Keep in mind too, that children won’t always be in control of themselves or know why they’re suddenly prone to emotional outbursts. Indeed, on occasion they may well be equally as shocked as the parent by the furor that ensues from within. Remember when your child suddenly throws tantrum after tantrum, it could be due to physical changes. Hormone surges are said to begin around age five, and can cause an imbalance to a child’s equilibrium.

Dr Johnson says, “Positive parenting clearly comes from giving praise that is said at the time it is warranted, and, with genuine feeling. But sometimes it is simply about a more natural and genuine response; noticing what your child is doing and not praising them at all, but responding with a big smile, saying, ‘You did that all by yourself.’”

Where possible, we need to help our children develop a sense of pride, confidence and build self-esteem. If we manage this and praise our children along the way, hopefully the results will be revealed to us when our babies/toddlers/rising five-year-olds grow up, and fingers crossed, flourish into happy, confident and independent beings before our very eyes.

Ten top tips to positive parenting

1) Make sure your praise is genuine and meaningful.
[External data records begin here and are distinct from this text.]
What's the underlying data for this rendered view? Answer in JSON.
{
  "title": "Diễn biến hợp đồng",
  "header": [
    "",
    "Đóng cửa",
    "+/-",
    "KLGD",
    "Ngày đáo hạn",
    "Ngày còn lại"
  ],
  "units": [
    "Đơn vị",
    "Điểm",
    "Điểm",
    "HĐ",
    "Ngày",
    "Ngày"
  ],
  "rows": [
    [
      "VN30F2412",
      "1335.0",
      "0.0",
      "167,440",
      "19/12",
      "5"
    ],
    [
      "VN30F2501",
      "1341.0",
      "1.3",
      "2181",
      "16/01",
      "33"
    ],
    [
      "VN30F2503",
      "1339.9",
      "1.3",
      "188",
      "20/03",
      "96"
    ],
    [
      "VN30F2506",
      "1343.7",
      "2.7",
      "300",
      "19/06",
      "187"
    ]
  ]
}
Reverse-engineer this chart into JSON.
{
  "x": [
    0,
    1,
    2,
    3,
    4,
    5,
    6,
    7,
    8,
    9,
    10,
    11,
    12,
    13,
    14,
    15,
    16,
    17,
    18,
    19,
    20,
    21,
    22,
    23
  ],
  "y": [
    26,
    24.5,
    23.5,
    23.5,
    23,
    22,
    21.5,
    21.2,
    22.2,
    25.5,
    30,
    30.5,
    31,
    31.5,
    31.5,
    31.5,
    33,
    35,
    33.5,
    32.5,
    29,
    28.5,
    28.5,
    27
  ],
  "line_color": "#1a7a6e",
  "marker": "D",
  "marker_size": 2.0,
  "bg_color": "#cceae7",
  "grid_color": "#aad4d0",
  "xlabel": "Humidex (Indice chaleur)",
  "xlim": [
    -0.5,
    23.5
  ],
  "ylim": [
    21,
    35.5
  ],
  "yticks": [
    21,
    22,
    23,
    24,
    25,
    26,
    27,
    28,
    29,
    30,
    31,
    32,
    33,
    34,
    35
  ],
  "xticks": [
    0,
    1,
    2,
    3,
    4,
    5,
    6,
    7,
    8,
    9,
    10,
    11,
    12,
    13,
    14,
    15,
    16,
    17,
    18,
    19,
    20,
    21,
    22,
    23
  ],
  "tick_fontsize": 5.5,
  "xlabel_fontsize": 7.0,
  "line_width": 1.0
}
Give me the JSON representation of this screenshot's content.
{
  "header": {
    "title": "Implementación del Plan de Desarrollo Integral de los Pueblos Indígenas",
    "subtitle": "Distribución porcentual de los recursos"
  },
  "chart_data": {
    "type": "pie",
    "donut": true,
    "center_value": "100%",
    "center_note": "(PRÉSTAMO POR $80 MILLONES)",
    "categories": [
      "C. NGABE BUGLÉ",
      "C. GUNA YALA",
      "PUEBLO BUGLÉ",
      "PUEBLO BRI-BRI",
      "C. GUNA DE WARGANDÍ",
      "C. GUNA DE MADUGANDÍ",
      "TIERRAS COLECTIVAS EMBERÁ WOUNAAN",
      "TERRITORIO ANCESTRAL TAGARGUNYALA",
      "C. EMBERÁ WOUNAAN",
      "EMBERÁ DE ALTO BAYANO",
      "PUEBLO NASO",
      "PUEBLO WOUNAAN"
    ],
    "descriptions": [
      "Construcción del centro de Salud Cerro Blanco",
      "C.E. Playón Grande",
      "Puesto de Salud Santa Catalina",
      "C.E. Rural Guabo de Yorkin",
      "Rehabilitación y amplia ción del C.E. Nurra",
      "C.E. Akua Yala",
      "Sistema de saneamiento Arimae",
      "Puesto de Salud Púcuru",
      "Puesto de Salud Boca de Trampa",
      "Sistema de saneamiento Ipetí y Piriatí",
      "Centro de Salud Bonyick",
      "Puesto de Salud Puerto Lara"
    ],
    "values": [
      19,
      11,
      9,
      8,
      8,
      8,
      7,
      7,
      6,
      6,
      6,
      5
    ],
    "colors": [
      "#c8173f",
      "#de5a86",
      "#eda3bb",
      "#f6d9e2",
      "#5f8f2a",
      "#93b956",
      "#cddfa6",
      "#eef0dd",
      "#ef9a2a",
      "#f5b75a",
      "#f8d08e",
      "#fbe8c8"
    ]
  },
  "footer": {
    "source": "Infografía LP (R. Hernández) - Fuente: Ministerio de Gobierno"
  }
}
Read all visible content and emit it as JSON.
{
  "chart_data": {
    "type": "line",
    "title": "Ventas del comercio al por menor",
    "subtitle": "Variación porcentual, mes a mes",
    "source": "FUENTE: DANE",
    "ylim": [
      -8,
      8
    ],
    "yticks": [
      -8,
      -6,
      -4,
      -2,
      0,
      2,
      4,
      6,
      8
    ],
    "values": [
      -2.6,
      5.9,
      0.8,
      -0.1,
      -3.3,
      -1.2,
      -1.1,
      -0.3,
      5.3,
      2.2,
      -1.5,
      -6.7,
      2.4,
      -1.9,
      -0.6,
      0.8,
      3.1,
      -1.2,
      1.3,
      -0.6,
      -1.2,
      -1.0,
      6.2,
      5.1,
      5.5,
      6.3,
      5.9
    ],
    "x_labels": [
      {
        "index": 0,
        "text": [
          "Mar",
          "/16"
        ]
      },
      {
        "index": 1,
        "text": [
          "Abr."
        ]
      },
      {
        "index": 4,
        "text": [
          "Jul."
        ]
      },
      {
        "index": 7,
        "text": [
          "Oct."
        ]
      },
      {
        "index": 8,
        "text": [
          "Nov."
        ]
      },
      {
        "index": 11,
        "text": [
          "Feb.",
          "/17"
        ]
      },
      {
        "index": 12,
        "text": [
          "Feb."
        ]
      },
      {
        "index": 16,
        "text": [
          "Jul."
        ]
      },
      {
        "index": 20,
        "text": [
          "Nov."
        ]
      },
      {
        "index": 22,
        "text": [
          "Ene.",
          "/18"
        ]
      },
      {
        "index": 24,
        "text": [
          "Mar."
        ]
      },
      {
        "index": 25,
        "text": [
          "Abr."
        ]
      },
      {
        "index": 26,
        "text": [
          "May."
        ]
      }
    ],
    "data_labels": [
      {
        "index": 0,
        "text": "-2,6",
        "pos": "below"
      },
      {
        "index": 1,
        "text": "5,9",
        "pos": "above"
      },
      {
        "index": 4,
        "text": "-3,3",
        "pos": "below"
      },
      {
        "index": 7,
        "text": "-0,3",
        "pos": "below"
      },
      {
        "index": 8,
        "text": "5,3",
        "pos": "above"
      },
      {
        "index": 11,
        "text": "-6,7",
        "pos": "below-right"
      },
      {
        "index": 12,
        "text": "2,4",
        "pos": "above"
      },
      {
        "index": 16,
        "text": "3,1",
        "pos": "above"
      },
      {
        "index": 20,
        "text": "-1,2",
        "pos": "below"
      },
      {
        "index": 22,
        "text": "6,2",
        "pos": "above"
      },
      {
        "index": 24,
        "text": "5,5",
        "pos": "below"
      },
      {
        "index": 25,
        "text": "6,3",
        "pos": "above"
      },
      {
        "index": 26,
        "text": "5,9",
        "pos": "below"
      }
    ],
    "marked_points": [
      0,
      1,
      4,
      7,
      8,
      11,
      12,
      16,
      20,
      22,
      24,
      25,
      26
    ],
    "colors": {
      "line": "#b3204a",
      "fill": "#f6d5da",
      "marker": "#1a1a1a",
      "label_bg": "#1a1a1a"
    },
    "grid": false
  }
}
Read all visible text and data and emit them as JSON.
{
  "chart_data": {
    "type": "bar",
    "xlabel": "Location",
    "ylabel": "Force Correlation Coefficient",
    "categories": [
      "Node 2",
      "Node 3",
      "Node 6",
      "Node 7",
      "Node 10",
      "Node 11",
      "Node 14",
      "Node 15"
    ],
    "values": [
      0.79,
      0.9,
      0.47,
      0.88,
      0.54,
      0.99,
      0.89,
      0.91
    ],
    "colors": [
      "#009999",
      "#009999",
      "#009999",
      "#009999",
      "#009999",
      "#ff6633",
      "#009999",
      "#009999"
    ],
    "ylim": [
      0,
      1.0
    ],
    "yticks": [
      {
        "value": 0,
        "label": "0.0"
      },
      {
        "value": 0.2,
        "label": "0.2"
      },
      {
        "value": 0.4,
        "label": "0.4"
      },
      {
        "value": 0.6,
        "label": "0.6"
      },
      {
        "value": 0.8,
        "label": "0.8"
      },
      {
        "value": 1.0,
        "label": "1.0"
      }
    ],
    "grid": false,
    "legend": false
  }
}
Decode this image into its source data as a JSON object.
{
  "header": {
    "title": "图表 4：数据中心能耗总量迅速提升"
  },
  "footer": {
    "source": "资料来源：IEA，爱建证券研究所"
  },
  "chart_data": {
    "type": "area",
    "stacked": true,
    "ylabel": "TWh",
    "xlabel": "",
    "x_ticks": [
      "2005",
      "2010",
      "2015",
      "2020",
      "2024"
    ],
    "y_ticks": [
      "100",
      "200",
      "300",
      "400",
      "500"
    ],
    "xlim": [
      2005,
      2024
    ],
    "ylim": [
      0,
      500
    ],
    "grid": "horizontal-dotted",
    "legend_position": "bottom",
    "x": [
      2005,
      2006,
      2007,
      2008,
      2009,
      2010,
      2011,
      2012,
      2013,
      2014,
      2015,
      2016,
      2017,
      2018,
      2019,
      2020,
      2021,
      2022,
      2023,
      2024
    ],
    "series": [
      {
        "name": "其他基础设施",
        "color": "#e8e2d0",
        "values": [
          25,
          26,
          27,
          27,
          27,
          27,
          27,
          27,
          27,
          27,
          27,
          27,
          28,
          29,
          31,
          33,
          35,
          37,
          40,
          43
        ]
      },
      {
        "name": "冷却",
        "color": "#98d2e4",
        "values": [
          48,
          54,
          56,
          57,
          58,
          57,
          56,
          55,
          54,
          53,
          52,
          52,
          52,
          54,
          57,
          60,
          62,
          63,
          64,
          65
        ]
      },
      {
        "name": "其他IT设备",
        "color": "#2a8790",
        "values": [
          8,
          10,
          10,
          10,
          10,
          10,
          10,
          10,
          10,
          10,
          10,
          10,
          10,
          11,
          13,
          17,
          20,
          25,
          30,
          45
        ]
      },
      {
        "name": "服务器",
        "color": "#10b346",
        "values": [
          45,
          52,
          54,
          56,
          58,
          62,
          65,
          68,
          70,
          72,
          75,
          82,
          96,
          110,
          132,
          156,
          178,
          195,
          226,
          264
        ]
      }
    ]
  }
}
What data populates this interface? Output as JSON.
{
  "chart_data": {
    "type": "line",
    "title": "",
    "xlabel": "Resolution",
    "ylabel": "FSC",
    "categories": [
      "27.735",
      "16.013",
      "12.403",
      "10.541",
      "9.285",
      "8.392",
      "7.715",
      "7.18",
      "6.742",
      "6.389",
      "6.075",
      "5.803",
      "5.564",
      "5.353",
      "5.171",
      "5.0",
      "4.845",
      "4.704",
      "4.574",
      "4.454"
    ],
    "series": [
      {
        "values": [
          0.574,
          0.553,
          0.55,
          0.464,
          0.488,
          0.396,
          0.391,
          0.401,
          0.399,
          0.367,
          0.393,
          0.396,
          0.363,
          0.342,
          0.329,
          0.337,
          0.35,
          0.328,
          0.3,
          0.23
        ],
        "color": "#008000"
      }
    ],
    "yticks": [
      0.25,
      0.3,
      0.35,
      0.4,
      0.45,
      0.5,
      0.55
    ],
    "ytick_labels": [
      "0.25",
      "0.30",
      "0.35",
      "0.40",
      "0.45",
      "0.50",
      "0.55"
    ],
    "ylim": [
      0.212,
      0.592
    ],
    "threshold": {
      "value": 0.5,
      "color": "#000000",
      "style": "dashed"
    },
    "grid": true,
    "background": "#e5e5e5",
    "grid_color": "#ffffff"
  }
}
2) Praise effort as well as achievement.

3) Use positivity, praise and hugs to reinforce good behaviour, and do your  best to ignore less desirable behaviour.

4) Use distraction e.g. when your child is too boisterous, lead them into a quiet activity.

5) Keep in mind that toddlers will gradually understand how you want them to behave.

6) Do not laugh at bad behaviour; try to lead by example.

7) Remember to criticise the action, rather than the child.

8) Try to pre-empt a negative situation coming and turn it on its head.

9) If you say or do something you regret, explain that you did not mean it and say you are sorry with a cuddle.

10) Consistency is key.

My thanks to Dr Rachel Johnson, a Clinical Psychologist who works with families and children of all ages with behavioural, emotional and development issues.